In Putins Russland verhält sich Prigoschin umso besser, je mehr er sich wie ein böser Hofnarr verhält.
Doch jetzt, nach mehr als einem Jahr Krieg in der Ukraine, gibt es wenig Anzeichen dafür, dass Putin mit Schoigu mehr Erfolg hat als mit Iwanow. Darüber hinaus versteht Putin, dass das Militär in Kriegszeiten tendenziell mehr Macht innerhalb des Staates gewinnt. Er weiß, je länger der Krieg andauert, desto mehr wird diese Macht wachsen und desto schwieriger kann es für ihn sein, die Kontrolle auszuüben. Und da er dazu neigt, die Welt in Begriffen von Bedrohungen zu sehen, ist die relative Macht des Militärs etwas, das ihn beunruhigt – in gewisser Weise sogar mehr als die Leistung der Armee auf dem Schlachtfeld.

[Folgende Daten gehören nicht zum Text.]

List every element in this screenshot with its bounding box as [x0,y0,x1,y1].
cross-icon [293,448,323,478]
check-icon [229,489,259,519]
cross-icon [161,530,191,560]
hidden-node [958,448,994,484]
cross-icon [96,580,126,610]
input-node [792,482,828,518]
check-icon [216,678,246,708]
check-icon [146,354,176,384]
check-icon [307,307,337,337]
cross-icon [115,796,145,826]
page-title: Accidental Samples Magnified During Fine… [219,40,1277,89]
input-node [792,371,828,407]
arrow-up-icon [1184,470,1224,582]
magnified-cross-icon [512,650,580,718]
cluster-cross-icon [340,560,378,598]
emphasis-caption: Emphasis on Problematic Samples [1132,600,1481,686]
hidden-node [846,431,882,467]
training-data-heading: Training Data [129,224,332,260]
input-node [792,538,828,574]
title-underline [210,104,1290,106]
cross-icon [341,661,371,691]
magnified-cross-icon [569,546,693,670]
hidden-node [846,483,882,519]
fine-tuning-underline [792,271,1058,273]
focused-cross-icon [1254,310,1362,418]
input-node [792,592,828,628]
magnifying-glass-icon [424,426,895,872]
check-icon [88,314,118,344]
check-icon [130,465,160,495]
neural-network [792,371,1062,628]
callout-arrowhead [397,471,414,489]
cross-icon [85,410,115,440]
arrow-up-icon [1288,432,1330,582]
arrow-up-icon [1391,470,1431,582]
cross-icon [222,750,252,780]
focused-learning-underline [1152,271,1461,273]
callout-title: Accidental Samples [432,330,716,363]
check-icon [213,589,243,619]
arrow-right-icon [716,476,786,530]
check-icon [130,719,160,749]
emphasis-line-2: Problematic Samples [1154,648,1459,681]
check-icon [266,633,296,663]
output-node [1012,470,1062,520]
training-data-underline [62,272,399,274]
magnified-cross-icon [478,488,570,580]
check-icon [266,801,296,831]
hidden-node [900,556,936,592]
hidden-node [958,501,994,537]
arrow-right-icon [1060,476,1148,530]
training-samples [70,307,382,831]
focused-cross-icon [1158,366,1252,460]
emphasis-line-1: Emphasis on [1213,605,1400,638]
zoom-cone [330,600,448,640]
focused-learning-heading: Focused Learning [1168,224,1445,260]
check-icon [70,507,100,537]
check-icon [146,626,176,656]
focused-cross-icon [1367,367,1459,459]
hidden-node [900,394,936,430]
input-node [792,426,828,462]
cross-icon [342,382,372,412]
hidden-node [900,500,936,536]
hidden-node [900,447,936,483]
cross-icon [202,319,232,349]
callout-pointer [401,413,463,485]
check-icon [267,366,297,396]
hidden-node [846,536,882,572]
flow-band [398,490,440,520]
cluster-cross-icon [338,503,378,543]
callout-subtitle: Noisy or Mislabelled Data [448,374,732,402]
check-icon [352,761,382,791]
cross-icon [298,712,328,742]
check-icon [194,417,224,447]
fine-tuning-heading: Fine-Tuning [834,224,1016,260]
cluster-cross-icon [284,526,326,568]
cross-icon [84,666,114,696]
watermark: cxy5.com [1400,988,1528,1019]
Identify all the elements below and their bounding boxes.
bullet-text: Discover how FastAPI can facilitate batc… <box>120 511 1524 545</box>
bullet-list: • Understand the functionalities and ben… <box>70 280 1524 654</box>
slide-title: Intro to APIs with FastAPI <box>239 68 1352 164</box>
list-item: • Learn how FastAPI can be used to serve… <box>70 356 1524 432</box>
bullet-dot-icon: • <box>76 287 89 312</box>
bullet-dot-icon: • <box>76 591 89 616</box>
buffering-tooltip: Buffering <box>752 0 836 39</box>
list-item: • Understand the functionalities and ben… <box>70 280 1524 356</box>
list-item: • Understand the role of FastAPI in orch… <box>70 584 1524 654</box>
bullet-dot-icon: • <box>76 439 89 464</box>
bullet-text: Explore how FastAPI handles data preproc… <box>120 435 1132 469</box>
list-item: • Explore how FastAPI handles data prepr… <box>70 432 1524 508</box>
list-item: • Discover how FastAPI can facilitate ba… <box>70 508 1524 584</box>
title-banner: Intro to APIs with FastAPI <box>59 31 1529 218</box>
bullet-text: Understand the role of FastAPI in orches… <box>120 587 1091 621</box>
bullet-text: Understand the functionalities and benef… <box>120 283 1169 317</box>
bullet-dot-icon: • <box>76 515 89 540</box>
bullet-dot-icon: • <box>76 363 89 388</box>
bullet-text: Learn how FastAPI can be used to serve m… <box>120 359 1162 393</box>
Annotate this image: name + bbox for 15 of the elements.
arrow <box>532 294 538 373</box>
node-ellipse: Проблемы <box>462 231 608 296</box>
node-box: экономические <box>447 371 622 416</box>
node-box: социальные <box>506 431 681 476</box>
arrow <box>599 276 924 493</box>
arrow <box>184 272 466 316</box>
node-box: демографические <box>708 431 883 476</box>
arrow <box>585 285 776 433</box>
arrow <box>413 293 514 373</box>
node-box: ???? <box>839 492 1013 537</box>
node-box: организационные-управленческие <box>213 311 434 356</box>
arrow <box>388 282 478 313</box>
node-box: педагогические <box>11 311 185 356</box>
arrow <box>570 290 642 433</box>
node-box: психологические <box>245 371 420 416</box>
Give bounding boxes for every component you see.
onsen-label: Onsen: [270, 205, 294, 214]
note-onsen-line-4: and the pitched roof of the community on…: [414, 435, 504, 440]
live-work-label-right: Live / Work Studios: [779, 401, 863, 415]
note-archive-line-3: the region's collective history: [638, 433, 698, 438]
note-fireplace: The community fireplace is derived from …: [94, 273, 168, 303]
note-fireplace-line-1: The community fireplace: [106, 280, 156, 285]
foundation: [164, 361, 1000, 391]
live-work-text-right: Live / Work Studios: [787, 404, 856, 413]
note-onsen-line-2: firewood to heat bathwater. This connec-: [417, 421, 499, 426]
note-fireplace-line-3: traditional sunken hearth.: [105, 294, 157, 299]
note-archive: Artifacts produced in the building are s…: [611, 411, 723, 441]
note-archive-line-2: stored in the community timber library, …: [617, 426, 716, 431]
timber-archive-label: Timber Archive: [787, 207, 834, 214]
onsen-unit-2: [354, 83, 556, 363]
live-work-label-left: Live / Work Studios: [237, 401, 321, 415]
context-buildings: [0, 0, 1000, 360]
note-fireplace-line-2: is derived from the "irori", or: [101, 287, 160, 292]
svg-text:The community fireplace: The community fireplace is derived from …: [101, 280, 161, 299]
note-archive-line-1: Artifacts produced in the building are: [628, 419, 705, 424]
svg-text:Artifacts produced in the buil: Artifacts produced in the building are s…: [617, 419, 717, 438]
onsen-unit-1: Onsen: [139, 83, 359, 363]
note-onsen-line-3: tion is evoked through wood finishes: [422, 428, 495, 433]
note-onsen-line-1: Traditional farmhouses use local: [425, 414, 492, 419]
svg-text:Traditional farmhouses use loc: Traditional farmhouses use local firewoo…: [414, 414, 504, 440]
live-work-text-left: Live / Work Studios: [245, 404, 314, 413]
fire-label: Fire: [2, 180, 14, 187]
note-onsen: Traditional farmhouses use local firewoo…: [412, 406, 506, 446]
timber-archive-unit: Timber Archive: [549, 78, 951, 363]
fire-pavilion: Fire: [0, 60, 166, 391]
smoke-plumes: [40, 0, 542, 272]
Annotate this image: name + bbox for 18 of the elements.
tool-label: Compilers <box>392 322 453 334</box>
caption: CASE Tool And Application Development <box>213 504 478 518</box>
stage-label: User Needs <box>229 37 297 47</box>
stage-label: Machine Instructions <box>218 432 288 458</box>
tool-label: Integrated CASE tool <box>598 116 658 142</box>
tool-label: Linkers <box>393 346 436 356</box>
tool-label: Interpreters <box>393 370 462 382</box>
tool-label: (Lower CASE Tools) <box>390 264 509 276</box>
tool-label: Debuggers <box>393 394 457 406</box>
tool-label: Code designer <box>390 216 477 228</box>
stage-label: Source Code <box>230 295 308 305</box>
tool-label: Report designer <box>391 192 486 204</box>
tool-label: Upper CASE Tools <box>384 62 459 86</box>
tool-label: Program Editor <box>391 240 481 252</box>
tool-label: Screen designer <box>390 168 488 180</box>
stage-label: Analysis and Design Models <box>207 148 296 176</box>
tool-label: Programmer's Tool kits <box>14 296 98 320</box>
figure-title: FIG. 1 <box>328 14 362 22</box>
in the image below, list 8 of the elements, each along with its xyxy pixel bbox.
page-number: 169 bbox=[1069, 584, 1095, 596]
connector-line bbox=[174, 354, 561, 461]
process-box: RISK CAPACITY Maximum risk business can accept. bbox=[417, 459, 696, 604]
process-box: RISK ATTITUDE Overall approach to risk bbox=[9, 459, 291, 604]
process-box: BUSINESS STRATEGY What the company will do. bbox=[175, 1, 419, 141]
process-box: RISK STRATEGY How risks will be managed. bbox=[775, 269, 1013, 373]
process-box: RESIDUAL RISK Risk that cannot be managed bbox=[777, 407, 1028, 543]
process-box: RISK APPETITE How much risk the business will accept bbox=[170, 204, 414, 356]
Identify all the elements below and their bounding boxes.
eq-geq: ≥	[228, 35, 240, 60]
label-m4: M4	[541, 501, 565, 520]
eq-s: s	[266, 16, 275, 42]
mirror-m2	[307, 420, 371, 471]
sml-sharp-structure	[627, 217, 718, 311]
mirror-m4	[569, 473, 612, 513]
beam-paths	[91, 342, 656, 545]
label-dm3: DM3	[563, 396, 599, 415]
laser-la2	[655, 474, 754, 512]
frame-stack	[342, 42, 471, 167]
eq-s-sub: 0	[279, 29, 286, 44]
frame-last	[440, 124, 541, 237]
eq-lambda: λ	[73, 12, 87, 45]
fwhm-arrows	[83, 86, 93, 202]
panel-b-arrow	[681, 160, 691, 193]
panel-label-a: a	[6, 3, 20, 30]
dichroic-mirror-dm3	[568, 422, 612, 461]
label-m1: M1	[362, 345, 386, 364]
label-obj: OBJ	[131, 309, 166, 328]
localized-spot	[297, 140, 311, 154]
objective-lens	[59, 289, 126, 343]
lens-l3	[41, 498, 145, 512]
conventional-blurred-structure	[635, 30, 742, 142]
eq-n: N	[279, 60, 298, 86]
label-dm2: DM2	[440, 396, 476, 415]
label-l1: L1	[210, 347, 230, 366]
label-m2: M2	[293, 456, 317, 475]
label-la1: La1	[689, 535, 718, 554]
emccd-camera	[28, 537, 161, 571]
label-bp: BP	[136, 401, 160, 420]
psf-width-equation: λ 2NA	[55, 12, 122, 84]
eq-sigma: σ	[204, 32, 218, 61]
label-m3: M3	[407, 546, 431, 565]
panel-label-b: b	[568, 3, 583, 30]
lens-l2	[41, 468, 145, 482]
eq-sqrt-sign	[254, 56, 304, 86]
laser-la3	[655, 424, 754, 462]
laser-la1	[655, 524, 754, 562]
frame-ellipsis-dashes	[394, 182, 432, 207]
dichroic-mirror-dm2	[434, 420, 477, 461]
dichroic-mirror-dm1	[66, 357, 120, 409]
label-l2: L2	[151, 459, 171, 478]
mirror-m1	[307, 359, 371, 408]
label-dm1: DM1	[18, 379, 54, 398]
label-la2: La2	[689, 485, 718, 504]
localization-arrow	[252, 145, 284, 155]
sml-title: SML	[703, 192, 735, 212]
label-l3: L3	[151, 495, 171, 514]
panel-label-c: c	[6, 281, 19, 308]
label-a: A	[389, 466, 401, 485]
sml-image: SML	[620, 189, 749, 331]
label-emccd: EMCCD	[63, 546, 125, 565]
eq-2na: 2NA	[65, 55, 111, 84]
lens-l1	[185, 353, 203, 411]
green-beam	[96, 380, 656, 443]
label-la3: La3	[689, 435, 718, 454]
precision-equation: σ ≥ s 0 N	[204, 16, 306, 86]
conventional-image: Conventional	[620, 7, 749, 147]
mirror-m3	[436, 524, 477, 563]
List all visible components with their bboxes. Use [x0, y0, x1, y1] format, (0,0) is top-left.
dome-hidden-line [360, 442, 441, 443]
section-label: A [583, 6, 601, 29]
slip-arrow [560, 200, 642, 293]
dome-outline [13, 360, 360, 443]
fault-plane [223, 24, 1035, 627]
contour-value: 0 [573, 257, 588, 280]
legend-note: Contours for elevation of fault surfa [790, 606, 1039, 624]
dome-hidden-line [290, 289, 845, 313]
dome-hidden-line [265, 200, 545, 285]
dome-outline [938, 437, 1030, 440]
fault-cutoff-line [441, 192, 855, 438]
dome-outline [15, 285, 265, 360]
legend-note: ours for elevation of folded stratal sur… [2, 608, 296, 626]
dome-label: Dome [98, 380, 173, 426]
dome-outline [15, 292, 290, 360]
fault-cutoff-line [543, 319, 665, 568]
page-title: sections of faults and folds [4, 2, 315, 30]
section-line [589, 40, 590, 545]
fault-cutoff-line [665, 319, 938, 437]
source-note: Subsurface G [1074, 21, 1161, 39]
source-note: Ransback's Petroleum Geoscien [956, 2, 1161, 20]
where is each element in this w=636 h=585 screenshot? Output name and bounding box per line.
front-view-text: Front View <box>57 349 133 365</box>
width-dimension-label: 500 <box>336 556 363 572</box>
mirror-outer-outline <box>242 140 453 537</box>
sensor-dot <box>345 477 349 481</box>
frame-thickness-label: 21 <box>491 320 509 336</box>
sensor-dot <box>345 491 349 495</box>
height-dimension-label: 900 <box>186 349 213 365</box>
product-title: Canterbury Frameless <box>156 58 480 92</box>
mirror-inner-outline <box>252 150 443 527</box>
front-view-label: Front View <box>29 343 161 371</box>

Infolgedessen hat Putin zu immer unorthodoxeren Methoden gegriffen, um die Generäle in die Schranken zu weisen. So ermutigte er ab Herbst 2022 die Voenkors, Probleme in der Armee publik zu machen. Aber noch wichtiger war die Rolle Wagners als Gegengewicht zum Militär. Für Prigoschin ist dies trotz der außergewöhnlichen Verluste, die seine Soldaten erlitten haben, eine Win-Win-Situation. Er erkennt, dass er niemals eine politische Bedrohung für Putin darstellen wird, weil er außer Putins eigener Schirmherrschaft keinen anderen Rückhalt innerhalb der russischen herrschenden Elite hat. Und Putin hat darauf geachtet, dass das auch so bleibt.
Mit seinem Sonderstatus – locker vom GRU verwaltet, vom Militär geduldet und von Putin geschützt – hofft Prigoschin, seine einzigartige Position am zunehmend mittelalterlichen Hof des Kremls zu behalten. Und in dieser Situation können sogar Prigoschins unverschämte Attacken Teil des Plans sein: Je mehr er sich wie ein böser Hofnarr verhält, desto besser. Dies ist ein bekannter Typ in der russischen Geschichte. Im achtzehnten Jahrhundert machte Zar Peter der Große Alexander Menschikow, seine eigene Version eines Hofnarren, aus dem gleichen Grund zum mächtigsten Fürsten des Landes: Menschikow hatte mit seiner bescheidenen Herkunft kein Ansehen in der russischen Aristokratie und war brutal, rücksichtslos und absolut loyal gegenüber dem Zaren, der die Angewohnheit hatte, ihn mit einem Stock zu schlagen.
Was Prigoschin jedoch offenbar nicht versteht, ist, dass Putins Russland nicht das von Peter dem Großen ist, so sehr er und Putin auch versucht haben, es so zu machen. Viele Bereiche der russischen Gesellschaft, insbesondere die Bürokratie des Landes, beobachten die Eskapaden des Wagner-Chefs mit Entsetzen und Abscheu. Im Moment verbrennt Wagner mehr Munition als jede andere russische Einheit, was nur so lange gerechtfertigt werden kann, wie Wagner das tut, was Prigoschin versprochen hat – Fortschritte in Bachmut zu machen. Wenn die Dinge auf dem Schlachtfeld schief gehen, könnte dieser enorme monatelange Feldzug, in dem Wagner Tausende von Menschenleben geopfert und riesige Mengen an Kriegsmaterial zerstört hat, wie eine kolossale Verschwendung knapper Ressourcen aussehen. Aber ob Putin einen schweren Wagner-Rückschlag als Kapitalverbrechen ansehen würde, steht auf einem anderen Blatt. Der russische Präsident hat eine lange Geschichte darin, gescheiterte Bürokraten, Politiker und andere Handlanger effektiv einzusetzen – der ehemalige Präsident und Premierminister Dmitri Medwedew kommt einem in den Sinn. Prigoschin könnte der nächste sein.